Cultures of tracheal secretions, bronchoalveolar lavage (BAL), protected specimen brushes (PSB), and direct lung aspirates were compared with cultures of lung homogenates and histologic findings in 35 baboons after 7 to 10 days of intubation and mechanical ventilation. Six animals received no antibiotics, while the remainder were treated with a variety of prophylactic regimens of intravenous and topical agents. Bacterial contamination at each culture site was expressed as a "bacterial index" (BI), obtained as the sum of the logarithmic concentrations of individual species. In the absence of antibiotics, pneumonias occurred in all animals and were polymicrobial; 56% of organisms in lung tissue were members of the normal upper respiratory tract flora, while 44% were gram-negative bacilli with a mean total bacterial index of 13.94/g. Lobar tissue BI values greater than 6.0/g were found in 77% of lobes containing pneumonias judged by histologic criteria to be moderate or severe in extent, whereas only 7% of lobes with lesser inflammatory changes had similar BI values. The BI values of BAL were linearly related to tissue values, whether the BAL was performed of the same lobe cultured or a different lobe.
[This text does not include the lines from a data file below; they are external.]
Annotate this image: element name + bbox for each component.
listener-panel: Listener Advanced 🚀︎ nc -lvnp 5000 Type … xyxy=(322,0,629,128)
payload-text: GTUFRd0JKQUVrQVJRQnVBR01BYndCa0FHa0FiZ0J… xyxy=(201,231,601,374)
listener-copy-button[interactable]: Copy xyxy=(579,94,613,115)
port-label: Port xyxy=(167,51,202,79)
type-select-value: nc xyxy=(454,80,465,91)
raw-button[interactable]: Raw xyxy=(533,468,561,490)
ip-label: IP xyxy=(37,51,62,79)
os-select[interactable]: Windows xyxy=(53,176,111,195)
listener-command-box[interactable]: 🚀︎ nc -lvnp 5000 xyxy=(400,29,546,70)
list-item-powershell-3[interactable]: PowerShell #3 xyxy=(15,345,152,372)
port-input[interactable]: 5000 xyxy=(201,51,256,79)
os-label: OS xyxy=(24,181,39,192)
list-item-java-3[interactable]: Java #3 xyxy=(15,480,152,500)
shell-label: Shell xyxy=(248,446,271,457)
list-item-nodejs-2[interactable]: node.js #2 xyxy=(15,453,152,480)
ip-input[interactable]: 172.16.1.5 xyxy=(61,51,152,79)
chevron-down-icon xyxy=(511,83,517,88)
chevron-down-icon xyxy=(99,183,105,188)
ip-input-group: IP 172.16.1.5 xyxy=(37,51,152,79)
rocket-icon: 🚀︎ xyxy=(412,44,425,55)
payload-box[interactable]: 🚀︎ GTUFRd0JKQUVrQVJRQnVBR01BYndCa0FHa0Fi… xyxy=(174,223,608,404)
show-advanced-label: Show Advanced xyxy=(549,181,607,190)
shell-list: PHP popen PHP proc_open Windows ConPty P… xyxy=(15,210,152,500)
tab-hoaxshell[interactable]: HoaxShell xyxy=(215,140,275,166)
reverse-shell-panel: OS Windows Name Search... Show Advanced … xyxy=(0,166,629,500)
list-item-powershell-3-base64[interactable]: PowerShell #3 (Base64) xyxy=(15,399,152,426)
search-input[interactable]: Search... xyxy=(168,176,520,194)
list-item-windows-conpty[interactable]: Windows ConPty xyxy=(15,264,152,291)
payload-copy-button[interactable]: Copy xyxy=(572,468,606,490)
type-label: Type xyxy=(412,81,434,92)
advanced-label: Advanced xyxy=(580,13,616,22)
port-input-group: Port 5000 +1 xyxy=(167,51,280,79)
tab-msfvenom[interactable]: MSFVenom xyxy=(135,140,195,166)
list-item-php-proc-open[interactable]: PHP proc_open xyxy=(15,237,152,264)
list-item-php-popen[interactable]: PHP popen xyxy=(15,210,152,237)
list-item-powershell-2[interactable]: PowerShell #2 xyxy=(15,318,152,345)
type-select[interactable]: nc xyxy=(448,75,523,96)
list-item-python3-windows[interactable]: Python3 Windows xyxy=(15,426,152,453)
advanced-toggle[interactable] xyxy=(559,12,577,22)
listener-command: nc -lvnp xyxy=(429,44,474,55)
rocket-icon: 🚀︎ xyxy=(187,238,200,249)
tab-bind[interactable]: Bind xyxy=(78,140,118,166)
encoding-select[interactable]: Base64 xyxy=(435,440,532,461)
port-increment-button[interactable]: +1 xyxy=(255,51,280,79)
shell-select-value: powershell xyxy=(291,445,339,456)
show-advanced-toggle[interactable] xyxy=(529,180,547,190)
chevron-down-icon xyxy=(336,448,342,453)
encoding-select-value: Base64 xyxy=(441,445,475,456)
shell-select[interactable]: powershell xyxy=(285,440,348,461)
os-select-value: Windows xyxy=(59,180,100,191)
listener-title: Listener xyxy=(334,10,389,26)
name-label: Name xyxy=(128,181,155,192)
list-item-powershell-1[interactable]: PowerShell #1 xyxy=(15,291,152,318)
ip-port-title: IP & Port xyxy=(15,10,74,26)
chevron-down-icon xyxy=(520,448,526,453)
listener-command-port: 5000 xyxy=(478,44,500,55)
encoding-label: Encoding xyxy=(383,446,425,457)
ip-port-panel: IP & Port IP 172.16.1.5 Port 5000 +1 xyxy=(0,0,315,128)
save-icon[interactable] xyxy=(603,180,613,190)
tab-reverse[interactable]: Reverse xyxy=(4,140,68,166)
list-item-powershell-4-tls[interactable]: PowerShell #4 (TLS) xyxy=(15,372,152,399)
BAL recovered 74% of all species present in lung tissue compared to 41% by PSB and 56% for needle aspirates. False positive specimens were found with similar frequency with these 3 procedures. Tracheal aspirates revealed 78% of organisms found in lung tissue, but 14 of 35 (40%) of species isolated were not present in lung tissue. BAL provides the best reflection of the lung's bacterial burden, both quantitatively and qualitatively, in the setting of prolonged intubation and ventilation.